A statue was made depicting the scenario when Mutembo broke the chains in 1963. On October 23, 1974, during the celebrations of the 10th Anniversary of Zambia’s independence, the Freedom Statue was unveiled and became a symbol of Zambia’s freedom from the British colonial regime, and has earned its place on some of the country’s most important articles, including its currency. The statue is a reminder of Zambia’s fight for freedom. It is displayed at the Government Complex along Independence Avenue in Lusaka.
Elephants, a tree, and a safari vehicle in Kasungu National Park decorate the back of this banknote.

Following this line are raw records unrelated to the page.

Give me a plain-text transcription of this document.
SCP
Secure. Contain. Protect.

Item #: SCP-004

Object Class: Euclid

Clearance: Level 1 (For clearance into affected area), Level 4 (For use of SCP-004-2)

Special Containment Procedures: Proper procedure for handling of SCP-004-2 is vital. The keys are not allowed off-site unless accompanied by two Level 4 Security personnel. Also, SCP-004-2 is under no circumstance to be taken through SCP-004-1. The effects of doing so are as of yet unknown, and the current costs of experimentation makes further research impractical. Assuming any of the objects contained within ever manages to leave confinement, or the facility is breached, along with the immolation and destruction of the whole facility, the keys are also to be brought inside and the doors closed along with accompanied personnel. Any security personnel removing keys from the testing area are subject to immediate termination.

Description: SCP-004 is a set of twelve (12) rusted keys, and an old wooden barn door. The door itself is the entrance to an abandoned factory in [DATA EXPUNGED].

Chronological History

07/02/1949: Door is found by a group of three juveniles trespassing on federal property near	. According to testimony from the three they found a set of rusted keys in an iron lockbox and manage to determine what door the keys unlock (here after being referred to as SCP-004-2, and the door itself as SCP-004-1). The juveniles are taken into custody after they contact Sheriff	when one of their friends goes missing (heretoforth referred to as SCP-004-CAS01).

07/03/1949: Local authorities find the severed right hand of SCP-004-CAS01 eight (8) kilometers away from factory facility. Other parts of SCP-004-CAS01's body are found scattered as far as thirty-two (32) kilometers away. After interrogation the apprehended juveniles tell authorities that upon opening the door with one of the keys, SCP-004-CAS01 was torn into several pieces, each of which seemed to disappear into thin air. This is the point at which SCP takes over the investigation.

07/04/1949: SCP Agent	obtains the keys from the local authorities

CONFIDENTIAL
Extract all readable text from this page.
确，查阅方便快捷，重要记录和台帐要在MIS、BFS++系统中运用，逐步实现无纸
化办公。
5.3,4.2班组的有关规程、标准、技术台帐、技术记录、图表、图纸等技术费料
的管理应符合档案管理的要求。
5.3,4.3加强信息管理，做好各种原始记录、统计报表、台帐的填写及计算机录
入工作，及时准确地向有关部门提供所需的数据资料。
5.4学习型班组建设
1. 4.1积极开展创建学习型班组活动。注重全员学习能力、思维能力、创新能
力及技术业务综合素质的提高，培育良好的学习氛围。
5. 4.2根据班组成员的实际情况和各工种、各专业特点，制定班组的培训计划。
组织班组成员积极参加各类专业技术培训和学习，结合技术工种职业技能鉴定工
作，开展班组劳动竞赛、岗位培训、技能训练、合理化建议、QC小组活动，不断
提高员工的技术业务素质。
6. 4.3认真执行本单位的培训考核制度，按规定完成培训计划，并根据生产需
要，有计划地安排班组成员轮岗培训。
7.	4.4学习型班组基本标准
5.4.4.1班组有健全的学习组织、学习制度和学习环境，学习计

Kasungu National Park extends along the Zambian border. It averages 1000 meters in elevation and is covered with woodlands and bush and numerous grassy river channels running through it. It provides home for elephants and hippos, antelope, impala, zebras and buffalo. The illustration shows a safari vehicle in the foreground and an elephant nearby, but the perspective belies the true size of our beloved creatures.
Try this photo.
Our elephants can be 4 meters tall!
African elephants are very social beings. Both the men and women have tusks. The elephants illustrated in the 50 kwacha note are a mother and child. Herds are led by a matriarch, usually the oldest woman and consist of their daughters, sisters and their children. The boys remain with the herd through adolescence and then generally move on. The men tend to be loners but will sometimes congregate in smaller bachelor pods. Now for the tree.
If you look closely, them immensity of the tree trunk can be seen below baby’s neck and through mama’s legs. Yes, this appears to be none other than the wonderful Baobab! Please compare it to this photo from the field.
This baobab tree resides in Liwonde national Park, Malawi, which is just 250 miles are so, as the creatures roam, from Kasungu national park.
The baobab is also known as the “Tree of Life”.
As to why this particular tree is called the “Tolkein Tree”, well, that is a tale for another post.